Every healthcare facility has patients who are colonized with a multidrug-resistant organism (MDRO), whether it's from the community, another hospital, or another patient in the facility. Subsequently, preventing these patients from entering your facility is relatively impossible-unless you're willing to bolt the doors shut.

Instead, a more realistic approach involves preventing the spread of MDROs the moment those colonized patients ­enter your facility.

Depending on the type of facility you work in and the risk factors in that environment, the backbone of your prevention efforts may follow either a vertical path or horizontal path. These expressions are used to delineate two ­different approaches to MDRO prevention, says Peggy Prinz-­Luebbert, MS, MT(ASCP), CIC, CHSP, owner and ­consultant for Healthcare Interventions, Inc., in Omaha, Neb.

A horizontal approach is what Luebbert calls an "all for one" approach that focuses on tried-and-true prevention efforts on all patient populations. Essentially, you treat everyone the same, so you won't need to do anything special for a unique bug. A horizontal approach involves the following:

  • Standard precautions
  • Hand hygiene
  • Respiratory etiquette
  • Environmental cleaning
  • Aseptic technique

 

A vertical approach takes those same basic infection control principles while adding a one-size-does-not-fit-all tactic. Each bug is treated differently and each patient has a unique infection prevention procedure.

The vertical approach focuses on the following efforts:

  • Active surveillance
  • Isolation
  • Level of transmissibility
  • Mode of transmission
  • Consequences of infection

 

First, do a risk assessment

Which approach you decide to take really depends on what unit you are working on, the specific needs of your patients, and the type of medical procedures that are being performed in that unit. This is where the risk assessment comes in, which will help ­determine where the risks are specifically, and what kind of approach will optimize your ­prevention efforts.

"You need to do a risk assessment for your ­environment, your patients, and your bugs," Luebbert says. "Look at which one of these works best for you. There isn't one ­approach that works for everyone. In some environments the horizontal approach is enough, but in others you might need to use the vertical."

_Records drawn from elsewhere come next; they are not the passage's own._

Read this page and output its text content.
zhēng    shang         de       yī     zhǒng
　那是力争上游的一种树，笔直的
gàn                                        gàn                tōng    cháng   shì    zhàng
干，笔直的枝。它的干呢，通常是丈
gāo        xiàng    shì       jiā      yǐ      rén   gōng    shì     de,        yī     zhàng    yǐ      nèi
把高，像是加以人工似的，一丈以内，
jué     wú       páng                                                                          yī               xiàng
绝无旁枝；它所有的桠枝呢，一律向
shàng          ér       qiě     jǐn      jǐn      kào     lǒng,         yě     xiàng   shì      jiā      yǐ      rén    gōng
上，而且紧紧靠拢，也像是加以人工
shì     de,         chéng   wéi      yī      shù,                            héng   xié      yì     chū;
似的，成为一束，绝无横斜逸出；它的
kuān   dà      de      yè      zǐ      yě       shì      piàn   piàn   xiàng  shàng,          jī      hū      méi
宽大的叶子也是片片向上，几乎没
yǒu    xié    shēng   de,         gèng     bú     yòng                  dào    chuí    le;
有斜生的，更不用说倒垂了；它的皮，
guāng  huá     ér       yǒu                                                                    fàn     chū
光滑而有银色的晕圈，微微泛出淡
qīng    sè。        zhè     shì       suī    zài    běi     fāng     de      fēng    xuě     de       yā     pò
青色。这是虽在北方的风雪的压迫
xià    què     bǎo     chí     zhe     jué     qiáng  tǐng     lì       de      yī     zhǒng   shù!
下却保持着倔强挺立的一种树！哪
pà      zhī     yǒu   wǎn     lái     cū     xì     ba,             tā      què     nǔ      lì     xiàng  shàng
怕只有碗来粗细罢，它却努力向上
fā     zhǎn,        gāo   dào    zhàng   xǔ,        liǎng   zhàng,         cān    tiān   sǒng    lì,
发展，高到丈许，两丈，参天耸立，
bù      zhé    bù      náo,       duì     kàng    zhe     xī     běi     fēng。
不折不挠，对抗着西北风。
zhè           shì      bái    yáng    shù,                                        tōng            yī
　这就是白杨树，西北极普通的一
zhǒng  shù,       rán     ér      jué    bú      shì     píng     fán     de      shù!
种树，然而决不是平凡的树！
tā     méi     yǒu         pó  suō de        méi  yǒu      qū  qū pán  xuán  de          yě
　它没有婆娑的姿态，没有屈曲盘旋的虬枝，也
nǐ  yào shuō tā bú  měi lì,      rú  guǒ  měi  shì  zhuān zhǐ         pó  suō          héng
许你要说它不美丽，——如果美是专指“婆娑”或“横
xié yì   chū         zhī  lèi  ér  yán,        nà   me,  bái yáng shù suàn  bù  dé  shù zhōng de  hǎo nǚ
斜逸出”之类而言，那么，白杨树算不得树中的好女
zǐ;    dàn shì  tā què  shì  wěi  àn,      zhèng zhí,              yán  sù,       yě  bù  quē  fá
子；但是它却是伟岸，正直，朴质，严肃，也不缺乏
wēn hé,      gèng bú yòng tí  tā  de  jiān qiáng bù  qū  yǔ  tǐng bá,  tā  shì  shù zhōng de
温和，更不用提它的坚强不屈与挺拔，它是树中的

For example, if you are in an outpatient setting, you may want to consider the following as you perform your risk assessment:

  • Type of patients
  • Type of procedures
  • Bodily fluids that staff members may come in contact with
  • Pathogens that may enter the facility

 

An outpatient surgery center may find that standard ­precautions for every patient is sufficient to prevent infection and control the cross-contamination of potential MDROs. However, an ICU that cares for patients who have more critical conditions may require many more considerations in order to prevent potentially ­deadly ­outcomes if an MDRO like MRSA were to take root and spread from ­patient to patient.

"If you're in an ICU setting where you've got lots of tubes and IVs, the patients are on a lot of antibiotics, and there is going to be a lot of people touching and treating that ­patient, then you might need more than just a horizontal approach," Luebbert says.